The Federal Aviation Administration (FAA) has updated Virgin Galactic Holdings’ existing commercial space transportation operator license to allow the “spaceline” or space airliner to fly customers to space.

Virgin Galactic also announced that it has completed an extensive review of data gathered from its May 22 test flight and confirmed that the flight performed well against all flight objectives.

The adjustment to Virgin Galactic’s operator’s license, which the company has held since 2016, marks the first time the FAA has licensed a “spaceline” to fly customers.

Michael Colglazier, Chief Executive Officer of Virgin Galactic, said, “We’re incredibly pleased with the results of our most recent test flight, which achieved our stated flight test objectives. The flight performed flawlessly, and the results demonstrate the safety and elegance of our flight system. Today’s approval by the FAA of our full commercial launch license, in conjunction with the success of our May 22 test flight, give us confidence as we proceed toward our first fully crewed test flight this summer.”

The May 22 test flight of VMS Eve and VSS Unity was the Company’s third crewed spaceflight and the first-ever spaceflight from Spaceport America, New Mexico. The flight achieved a speed of Mach 3 and reached space at an altitude of 55.5 miles.

After an extensive review of the data collected during the flight, Virgin Galactic confirmed that the rocket-powered test of the spaceship’s upgraded horizontal stabilizers and flight controls demonstrated strong performance, in line with predictions. These enhanced systems, which allow for finer pilot control, will also be deployed in future spaceships in the company’s fleet.

The cabin environment data was in line with predictions, and the flight successfully carried three revenue-generating research experiments that tested and demonstrated technologies in microgravity as part of NASA’s Flight Opportunities Program. The pilots flew VSS Unity on a specific trajectory designed to meet the objectives of these research experiments.

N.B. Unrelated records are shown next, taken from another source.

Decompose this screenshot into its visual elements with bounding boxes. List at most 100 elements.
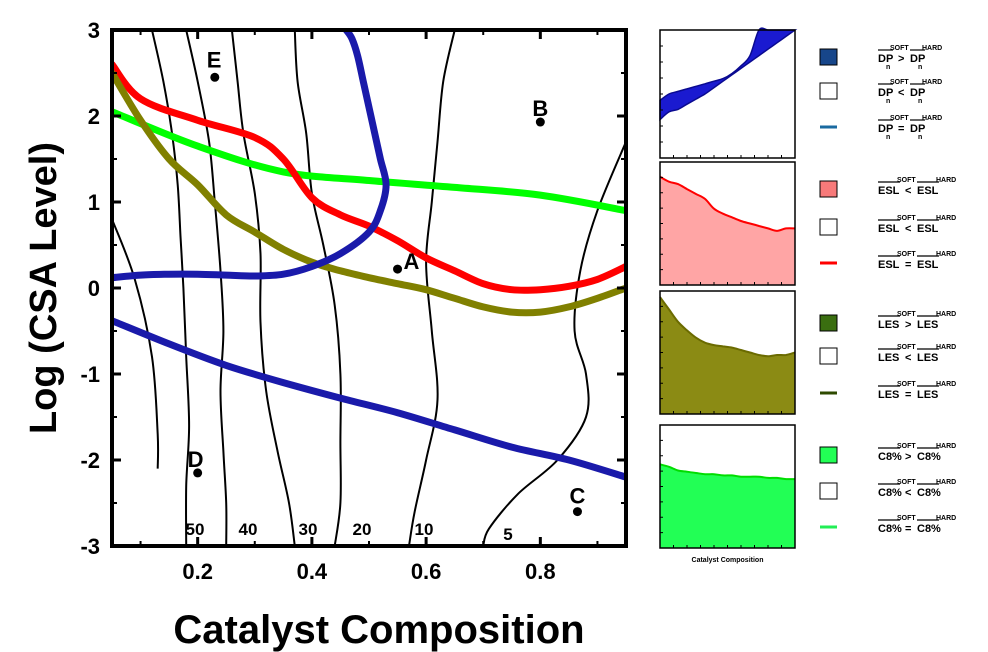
legend-swatch-7 bbox=[819, 347, 838, 365]
legend-operator: = bbox=[898, 123, 904, 135]
legend-swatch-9 bbox=[819, 446, 838, 464]
y-tick-label: -3 bbox=[80, 534, 100, 559]
legend-sub: n bbox=[886, 134, 890, 141]
contour-value-label: 30 bbox=[299, 520, 318, 539]
legend-swatch-4 bbox=[819, 218, 838, 236]
legend-operator: < bbox=[898, 87, 904, 99]
legend-operator: < bbox=[905, 352, 911, 364]
contour-line-10 bbox=[408, 30, 456, 546]
x-tick-label: 0.4 bbox=[297, 559, 328, 584]
point-label-D: D bbox=[188, 447, 204, 472]
legend-term: ESL bbox=[917, 223, 939, 235]
legend-sup: SOFT bbox=[890, 115, 909, 122]
legend-swatch-3 bbox=[819, 180, 838, 198]
legend-term: DP bbox=[878, 123, 893, 135]
main-plot: -3 -2 -1 0 1 2 3 0.2 0.4 0.6 0.8 Catalyst Compositi… bbox=[23, 18, 628, 652]
panel-region-C8 bbox=[660, 464, 795, 548]
series-line-2 bbox=[112, 69, 626, 317]
panel-boundary-C8 bbox=[659, 463, 796, 481]
y-tick-label: 1 bbox=[88, 190, 100, 215]
legend-sup: SOFT bbox=[897, 251, 916, 258]
panel-boundary-LES bbox=[659, 296, 796, 358]
y-tick-label: -1 bbox=[80, 362, 100, 387]
y-axis-title: Log (CSA Level) bbox=[23, 142, 65, 434]
contour-value-label: 20 bbox=[353, 520, 372, 539]
legend-operator: < bbox=[905, 487, 911, 499]
contour-value-label: 50 bbox=[186, 520, 205, 539]
legend-sup: HARD bbox=[936, 177, 956, 184]
legend-sup: SOFT bbox=[897, 177, 916, 184]
legend-sub: n bbox=[918, 98, 922, 105]
contour-line-edge bbox=[112, 218, 160, 469]
legend-term: DP bbox=[910, 53, 925, 65]
legend-sup: HARD bbox=[936, 251, 956, 258]
legend-sup: SOFT bbox=[897, 479, 916, 486]
point-label-C: C bbox=[569, 484, 585, 509]
legend-sup: SOFT bbox=[897, 311, 916, 318]
series-line-1 bbox=[112, 60, 626, 294]
legend-term: LES bbox=[917, 352, 938, 364]
legend-term: LES bbox=[878, 319, 899, 331]
contour-line-40 bbox=[185, 30, 228, 546]
legend-sup: SOFT bbox=[897, 515, 916, 522]
legend-sub: n bbox=[918, 134, 922, 141]
panel-region-LES bbox=[660, 297, 795, 414]
legend-term: C8% bbox=[917, 451, 941, 463]
point-marker-E bbox=[210, 72, 220, 82]
legend-operator: < bbox=[905, 185, 911, 197]
contour-value-label: 40 bbox=[239, 520, 258, 539]
legend-sup: SOFT bbox=[890, 79, 909, 86]
legend-sup: SOFT bbox=[897, 381, 916, 388]
plot-area bbox=[112, 30, 626, 546]
point-label-A: A bbox=[404, 249, 420, 274]
legend-term: LES bbox=[917, 389, 938, 401]
x-tick-label: 0.6 bbox=[411, 559, 442, 584]
legend-term: LES bbox=[878, 389, 899, 401]
contour-line-20 bbox=[293, 30, 342, 546]
point-marker-D bbox=[193, 468, 203, 478]
contour-value-label: 10 bbox=[415, 520, 434, 539]
legend-sup: SOFT bbox=[897, 215, 916, 222]
legend-term: ESL bbox=[878, 223, 900, 235]
series-line-3 bbox=[112, 30, 390, 282]
y-tick-label: 0 bbox=[88, 276, 100, 301]
legend-term: C8% bbox=[917, 487, 941, 499]
series-line-4 bbox=[112, 317, 626, 481]
panel-boundary-ESL bbox=[659, 175, 796, 232]
legend-term: DP bbox=[910, 87, 925, 99]
legend-swatch-1 bbox=[819, 82, 838, 100]
x-tick-label: 0.8 bbox=[525, 559, 556, 584]
y-tick-label: -2 bbox=[80, 448, 100, 473]
legend-sup: HARD bbox=[936, 215, 956, 222]
legend-sup: HARD bbox=[936, 479, 956, 486]
point-marker-C bbox=[572, 507, 582, 517]
legend-sup: SOFT bbox=[897, 344, 916, 351]
legend-sub: n bbox=[886, 64, 890, 71]
side-panels: Catalyst Composition bbox=[659, 27, 798, 564]
legend-term: DP bbox=[878, 53, 893, 65]
legend-sup: HARD bbox=[936, 515, 956, 522]
x-axis-title: Catalyst Composition bbox=[173, 608, 584, 652]
legend-term: ESL bbox=[917, 259, 939, 271]
legend-sup: HARD bbox=[936, 443, 956, 450]
legend-swatch-0 bbox=[819, 48, 838, 66]
legend-term: ESL bbox=[917, 185, 939, 197]
x-tick-label: 0.2 bbox=[182, 559, 213, 584]
legend-term: C8% bbox=[878, 451, 902, 463]
contour-value-label: 5 bbox=[503, 525, 512, 544]
legend-term: LES bbox=[917, 319, 938, 331]
contour-line-30 bbox=[230, 30, 296, 546]
legend-term: ESL bbox=[878, 259, 900, 271]
legend-term: ESL bbox=[878, 185, 900, 197]
legend-sup: HARD bbox=[922, 79, 942, 86]
contour-line-5 bbox=[482, 141, 626, 546]
legend-term: C8% bbox=[878, 523, 902, 535]
y-tick-label: 3 bbox=[88, 18, 100, 43]
legend-sup: HARD bbox=[936, 311, 956, 318]
point-label-E: E bbox=[207, 47, 222, 72]
legend-operator: = bbox=[905, 523, 911, 535]
y-tick-label: 2 bbox=[88, 104, 100, 129]
legend-sup: HARD bbox=[936, 381, 956, 388]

With the data analysis from the May flight now complete, Virgin Galactic states that it will continue preparing for the remaining three test flights.

Europe’s only Space ETF, Procure Space UCITS ETF (ticker: YODA) ‘YODA’, which listed on the London Stock Exchange earlier this month, has jumped 3.57% in value today, buoyed by the news that Sir Richard Branson’s Virgin Galactic has received a licence from the US Federal Aviation Administration to fly paying customers to the edge of space in his Virgin Galactic rocket plane.

Virgin Galactic is the second largest holding in the Procure Space UCITS ETF (YODA) accounting for around 3.6% of the fund’s assets. The ETF tracks a new and bespoke SPACE index – the first and only Certified Space Data Product recognised by space exploration advocacy and education organisation Space Foundation – focused on satellite operators and hardware makers. YODA’ is the latest innovation on the HANetf platform with Procure Innovation.

The SPACE index has been designed to capture the growth in the space industry with a focus on pure-play space companies while reflecting the global exposure of the market with more than 80 countries operating in space.

Hector McNeil, co-Founder and co-CEO at HANetf, said: “The space economy opportunity for investors is huge as Governments and corporations continue to expand space exploration, and public and private investment in the space industry grows. Today’s news regarding Virgin Galactic receiving a new licence to fly passengers is just the latest development in this area.

“Space tourism and hospitality is coming closer to reality with would-be customers queuing to go boldly where no man has gone before as costs come down.”